There are an estimated 518,000 people living in modern slavery in Egypt, 465,000 in Sudan and an estimated 451,000 in Eritrea (GSI 2018). Since 2006 tens of thousands of Eritreans fleeing widespread human rights abuses and destitution have ended up in Egypt’s Sinai Peninsula. Until 2010, they passed through Sinai voluntarily and generally without any problems and crossed in to Israel. However, since then, Sudanese traffickers have kidnapped Eritreans in eastern Sudan and sold them to Egyptian traffickers in Sinai who have subjected at least hundreds to violence in order to extort large sums of money from their relatives.
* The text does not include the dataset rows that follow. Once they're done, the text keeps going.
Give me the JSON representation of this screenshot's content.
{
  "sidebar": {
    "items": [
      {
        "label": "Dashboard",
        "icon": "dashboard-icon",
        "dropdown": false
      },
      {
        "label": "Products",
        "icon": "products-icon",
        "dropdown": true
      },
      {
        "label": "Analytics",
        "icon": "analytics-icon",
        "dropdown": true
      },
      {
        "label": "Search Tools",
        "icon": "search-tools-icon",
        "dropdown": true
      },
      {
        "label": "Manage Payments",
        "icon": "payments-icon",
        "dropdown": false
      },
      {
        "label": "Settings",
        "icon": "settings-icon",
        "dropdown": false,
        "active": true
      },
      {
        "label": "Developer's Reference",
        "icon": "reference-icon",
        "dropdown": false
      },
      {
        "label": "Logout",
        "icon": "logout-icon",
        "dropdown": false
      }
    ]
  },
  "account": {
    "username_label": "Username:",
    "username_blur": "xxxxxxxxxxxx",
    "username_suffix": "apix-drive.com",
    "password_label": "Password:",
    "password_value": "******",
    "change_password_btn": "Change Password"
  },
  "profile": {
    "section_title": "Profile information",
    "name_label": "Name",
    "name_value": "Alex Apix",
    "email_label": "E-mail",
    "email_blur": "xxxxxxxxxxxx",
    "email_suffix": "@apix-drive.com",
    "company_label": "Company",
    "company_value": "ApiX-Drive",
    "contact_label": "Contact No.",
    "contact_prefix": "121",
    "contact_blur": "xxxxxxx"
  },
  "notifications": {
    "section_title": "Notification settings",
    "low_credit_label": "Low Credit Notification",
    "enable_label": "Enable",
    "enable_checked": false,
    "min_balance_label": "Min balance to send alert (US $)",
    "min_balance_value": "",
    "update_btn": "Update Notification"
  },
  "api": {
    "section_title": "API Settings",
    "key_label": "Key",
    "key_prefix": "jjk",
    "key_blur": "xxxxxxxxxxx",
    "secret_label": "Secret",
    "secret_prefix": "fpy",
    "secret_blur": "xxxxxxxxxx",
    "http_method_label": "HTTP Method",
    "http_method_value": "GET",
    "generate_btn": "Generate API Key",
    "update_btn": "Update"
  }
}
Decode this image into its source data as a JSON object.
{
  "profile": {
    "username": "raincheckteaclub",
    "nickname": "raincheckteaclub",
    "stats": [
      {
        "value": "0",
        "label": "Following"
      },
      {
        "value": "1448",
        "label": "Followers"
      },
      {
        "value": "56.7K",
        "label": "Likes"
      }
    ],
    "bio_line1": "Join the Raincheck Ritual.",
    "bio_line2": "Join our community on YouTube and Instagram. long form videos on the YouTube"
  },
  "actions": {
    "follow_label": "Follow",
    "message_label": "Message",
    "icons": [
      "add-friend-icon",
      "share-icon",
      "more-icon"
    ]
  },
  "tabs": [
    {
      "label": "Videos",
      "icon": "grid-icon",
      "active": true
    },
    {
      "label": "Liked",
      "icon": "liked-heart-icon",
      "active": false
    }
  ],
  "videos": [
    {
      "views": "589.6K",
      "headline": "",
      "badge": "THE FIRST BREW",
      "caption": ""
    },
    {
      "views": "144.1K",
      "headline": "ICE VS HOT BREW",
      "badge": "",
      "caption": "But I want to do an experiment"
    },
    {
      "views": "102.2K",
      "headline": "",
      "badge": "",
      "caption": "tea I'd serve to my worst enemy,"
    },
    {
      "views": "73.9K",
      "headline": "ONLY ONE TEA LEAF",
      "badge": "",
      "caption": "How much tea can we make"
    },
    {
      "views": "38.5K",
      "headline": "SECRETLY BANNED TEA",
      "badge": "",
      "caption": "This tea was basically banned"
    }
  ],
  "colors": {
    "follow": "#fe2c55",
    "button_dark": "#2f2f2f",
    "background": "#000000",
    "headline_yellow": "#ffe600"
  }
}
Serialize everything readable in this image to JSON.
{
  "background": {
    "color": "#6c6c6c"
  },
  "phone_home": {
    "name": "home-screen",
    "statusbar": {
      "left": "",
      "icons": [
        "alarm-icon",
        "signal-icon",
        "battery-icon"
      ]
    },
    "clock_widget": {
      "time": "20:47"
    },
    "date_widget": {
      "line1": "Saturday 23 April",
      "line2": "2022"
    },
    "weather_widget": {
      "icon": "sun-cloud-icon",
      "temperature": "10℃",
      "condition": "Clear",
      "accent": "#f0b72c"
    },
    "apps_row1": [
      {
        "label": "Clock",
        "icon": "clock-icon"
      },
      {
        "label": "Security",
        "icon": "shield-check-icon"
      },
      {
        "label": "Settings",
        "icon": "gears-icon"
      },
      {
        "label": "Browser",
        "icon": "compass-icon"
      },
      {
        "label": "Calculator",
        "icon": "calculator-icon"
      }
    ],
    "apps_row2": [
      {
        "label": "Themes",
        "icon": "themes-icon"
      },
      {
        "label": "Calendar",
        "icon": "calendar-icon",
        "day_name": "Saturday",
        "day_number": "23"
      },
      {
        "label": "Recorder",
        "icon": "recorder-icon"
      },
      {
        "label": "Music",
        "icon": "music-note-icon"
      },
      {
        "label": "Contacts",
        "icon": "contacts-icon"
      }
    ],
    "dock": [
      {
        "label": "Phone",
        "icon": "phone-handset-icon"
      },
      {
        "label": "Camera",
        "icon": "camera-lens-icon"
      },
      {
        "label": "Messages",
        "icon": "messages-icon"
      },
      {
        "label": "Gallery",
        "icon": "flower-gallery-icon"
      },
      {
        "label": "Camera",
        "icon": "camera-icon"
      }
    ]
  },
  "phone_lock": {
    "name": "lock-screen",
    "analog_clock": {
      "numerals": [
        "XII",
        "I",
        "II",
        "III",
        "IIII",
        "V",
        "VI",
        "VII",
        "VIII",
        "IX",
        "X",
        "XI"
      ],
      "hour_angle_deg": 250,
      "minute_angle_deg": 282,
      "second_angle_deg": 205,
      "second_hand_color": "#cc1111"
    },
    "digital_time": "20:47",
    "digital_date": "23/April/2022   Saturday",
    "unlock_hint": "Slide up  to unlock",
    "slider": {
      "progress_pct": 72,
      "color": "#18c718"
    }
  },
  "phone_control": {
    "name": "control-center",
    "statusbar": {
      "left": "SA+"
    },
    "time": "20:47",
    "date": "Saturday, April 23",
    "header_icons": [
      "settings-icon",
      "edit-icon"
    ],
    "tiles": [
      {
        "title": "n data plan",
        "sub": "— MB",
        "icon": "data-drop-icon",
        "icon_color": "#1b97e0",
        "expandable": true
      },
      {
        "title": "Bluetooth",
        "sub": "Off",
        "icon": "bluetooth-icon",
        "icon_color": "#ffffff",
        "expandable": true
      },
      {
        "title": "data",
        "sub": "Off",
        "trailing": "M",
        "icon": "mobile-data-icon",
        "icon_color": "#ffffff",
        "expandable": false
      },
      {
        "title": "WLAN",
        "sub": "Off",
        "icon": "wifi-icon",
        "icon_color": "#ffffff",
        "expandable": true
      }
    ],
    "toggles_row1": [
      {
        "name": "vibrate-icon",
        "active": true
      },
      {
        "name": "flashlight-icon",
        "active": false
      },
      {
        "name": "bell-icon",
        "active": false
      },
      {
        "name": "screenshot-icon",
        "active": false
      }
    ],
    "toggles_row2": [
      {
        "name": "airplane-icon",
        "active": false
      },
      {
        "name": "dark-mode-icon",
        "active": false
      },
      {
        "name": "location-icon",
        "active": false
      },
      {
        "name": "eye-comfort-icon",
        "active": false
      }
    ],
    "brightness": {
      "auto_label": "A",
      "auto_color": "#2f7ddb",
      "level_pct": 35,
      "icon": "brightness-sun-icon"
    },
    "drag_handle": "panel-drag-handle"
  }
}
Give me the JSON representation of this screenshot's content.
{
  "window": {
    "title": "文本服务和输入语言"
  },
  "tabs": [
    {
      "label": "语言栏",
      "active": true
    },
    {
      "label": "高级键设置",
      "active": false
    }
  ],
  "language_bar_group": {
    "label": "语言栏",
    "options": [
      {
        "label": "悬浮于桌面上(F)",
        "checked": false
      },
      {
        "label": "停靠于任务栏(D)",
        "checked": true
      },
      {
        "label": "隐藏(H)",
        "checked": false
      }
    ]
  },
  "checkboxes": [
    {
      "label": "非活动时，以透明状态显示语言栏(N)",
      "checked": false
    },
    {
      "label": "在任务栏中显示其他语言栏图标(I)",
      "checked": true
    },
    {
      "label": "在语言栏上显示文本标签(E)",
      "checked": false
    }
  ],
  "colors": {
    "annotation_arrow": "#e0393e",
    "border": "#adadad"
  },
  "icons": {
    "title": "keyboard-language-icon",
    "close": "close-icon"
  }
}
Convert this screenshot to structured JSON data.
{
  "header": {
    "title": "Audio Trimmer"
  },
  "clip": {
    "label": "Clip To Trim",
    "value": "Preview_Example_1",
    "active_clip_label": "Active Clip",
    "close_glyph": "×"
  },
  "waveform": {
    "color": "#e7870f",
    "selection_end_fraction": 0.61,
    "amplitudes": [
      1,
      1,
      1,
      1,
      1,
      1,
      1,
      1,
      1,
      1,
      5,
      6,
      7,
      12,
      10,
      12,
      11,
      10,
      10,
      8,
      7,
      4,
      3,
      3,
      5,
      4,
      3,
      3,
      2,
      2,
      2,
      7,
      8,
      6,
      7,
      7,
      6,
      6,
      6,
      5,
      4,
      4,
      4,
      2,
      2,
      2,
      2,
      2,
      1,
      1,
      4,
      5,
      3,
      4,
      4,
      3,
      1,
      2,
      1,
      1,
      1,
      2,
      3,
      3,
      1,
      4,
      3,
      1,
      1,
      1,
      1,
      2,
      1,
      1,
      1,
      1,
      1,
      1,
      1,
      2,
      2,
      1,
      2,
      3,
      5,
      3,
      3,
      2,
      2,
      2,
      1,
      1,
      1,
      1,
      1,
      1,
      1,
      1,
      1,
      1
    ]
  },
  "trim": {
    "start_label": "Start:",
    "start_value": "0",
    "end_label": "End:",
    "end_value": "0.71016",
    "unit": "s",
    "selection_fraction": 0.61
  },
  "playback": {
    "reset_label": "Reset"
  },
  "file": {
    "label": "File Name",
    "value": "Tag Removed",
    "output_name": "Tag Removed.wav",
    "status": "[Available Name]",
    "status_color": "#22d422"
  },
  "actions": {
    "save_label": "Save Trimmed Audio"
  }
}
Tekle*, a 17-year-old Eritrean boy from Zoba Dobab escaped from Eritrea on April 3, 2012. However, “Rashaida” traffickers transferred him to Sinai two weeks later, where Egyptian traffickers held him for 10 weeks in two different locations together with around 60 other people. When he refused to pay $20,000 to the second group of traffickers, they abused him.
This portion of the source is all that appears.